# The Preacher's Gifts



## Nick (Apr 23, 2002)

A well-liked preacher is explaining to his flock that he must move on to a larger congregation that will pay him more.

A hush comes over the congregation --- no one wanted him to leave. Joe Smith, who owns several car dealerships in the city, stands up and proclaims, 'If the Preacher stays, I will provide him with a new Cadillac every year, and his wife with a Honda mini-van to transport their children!' The congregation sighs in relief, and applauds.

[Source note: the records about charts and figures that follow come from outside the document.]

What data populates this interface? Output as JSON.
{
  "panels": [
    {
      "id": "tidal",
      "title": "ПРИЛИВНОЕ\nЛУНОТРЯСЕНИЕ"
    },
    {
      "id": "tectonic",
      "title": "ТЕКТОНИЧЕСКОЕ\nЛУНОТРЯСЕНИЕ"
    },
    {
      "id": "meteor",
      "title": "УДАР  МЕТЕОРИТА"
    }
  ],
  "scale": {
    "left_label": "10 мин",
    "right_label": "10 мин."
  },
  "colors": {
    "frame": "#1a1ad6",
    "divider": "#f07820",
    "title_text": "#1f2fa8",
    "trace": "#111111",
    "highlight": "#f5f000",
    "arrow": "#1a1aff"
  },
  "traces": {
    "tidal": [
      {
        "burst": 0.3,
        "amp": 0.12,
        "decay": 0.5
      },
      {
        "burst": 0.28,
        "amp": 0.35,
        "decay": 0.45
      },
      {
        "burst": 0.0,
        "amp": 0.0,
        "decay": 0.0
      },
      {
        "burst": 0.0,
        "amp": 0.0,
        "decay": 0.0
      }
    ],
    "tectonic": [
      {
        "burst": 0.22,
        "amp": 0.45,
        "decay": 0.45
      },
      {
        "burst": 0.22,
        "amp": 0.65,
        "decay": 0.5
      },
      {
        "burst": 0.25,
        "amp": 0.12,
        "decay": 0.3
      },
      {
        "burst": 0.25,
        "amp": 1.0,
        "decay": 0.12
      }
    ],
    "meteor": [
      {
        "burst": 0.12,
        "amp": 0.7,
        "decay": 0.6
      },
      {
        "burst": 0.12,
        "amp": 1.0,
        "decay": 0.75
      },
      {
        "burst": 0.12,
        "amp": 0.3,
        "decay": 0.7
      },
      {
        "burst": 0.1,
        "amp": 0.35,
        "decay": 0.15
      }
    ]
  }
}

Sam Brown, a successful entrepreneur and investor, stands and says, 'If the Preacher will stay on here, I'll personally double his salary, and also establish a foundation to guarantee the college education of all his children!' More sighs and more applause.

Sadie Jones, age 88, stands and announces with a smile, 'If the Preacher stays, I will give him sex!'

There is a stunned silence. The preacher, blushing uncomfortably behind the pulpit, asks, 'Sister Jones, whatever possessed you to say that?'

Sadie's 90-year-old husband, Jake is now trying to hide, holding his forehead with the palm of his hand, and shaking his head from side to side, while his wife replies, 'Well, Preacher, I just asked my husband how we could help, and he said,... 'Screw him!'

Isn't senility wonderful? Lord, keep your arm around my shoulder and your hand over my mouth.


----------



## fluffybear (Jun 19, 2004)

This one has been posted a couple of times but always worth a chuckle


----------